Na economia rural, a tosquia é retratada como ocasião típica de banquete, porque concentra trabalhadores, excedente e exibição de prosperidade: 1 Samuel apresenta Nabal “em Carmelo, e tinha ali tosquiadores” (1Sm 25:2 ACF), e a própria tradição de “tosquia → banquete” é explicitada como costume, ao lado do desmame e do casamento.
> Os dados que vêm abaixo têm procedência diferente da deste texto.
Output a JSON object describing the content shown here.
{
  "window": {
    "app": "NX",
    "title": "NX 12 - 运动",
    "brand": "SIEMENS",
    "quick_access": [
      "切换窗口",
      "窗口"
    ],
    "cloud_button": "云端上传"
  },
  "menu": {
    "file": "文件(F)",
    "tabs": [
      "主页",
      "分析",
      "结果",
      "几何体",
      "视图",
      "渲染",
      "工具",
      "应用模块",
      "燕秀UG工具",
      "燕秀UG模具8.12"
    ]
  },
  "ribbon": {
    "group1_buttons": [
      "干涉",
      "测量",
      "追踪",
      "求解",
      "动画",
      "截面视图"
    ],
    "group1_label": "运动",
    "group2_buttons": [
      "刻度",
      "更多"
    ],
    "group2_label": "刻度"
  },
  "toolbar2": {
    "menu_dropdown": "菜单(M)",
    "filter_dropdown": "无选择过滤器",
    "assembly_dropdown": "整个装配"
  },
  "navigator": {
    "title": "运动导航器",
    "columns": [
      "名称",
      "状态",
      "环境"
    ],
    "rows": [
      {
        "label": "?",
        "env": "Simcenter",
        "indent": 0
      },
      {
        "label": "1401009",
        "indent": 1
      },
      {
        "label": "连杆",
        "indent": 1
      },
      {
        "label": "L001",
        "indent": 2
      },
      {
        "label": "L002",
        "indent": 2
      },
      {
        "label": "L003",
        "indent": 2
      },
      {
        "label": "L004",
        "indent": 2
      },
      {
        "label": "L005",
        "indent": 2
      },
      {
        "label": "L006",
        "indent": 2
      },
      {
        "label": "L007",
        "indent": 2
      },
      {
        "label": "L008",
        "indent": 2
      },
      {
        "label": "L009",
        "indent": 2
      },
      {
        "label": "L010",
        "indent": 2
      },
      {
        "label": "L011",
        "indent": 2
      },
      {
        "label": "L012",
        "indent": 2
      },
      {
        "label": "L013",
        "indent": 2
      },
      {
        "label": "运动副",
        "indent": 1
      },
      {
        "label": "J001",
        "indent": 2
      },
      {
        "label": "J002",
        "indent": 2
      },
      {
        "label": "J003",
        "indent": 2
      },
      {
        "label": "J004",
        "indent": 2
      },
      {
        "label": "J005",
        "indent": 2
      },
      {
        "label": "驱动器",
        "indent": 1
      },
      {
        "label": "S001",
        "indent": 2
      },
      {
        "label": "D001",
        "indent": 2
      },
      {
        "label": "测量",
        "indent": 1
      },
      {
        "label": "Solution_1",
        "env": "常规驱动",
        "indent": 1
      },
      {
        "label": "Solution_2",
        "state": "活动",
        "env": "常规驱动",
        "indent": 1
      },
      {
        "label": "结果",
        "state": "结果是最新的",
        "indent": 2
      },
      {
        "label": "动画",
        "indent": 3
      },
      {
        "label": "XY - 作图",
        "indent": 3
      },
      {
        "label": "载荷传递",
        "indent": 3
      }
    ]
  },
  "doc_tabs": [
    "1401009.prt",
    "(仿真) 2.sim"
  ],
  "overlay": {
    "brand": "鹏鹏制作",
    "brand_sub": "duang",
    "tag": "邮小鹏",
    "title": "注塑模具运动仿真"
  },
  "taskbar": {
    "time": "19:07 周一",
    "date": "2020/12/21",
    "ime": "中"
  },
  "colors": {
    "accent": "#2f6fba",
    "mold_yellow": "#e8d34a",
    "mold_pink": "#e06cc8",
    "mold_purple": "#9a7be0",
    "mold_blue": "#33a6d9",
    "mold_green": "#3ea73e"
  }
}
A mesma sequência narrativa registra a passagem de “trabalho e colheita” para “mesa e vinho” quando descreve a refeição como banquete régio: “tinha Nabal em sua casa um banquete, como o banquete dum rei” (1Sm 25:36 ACF), deixando claro que, na cultura do texto, banquete pode ser linguagem de pretensão social, imitação de corte e performance de status.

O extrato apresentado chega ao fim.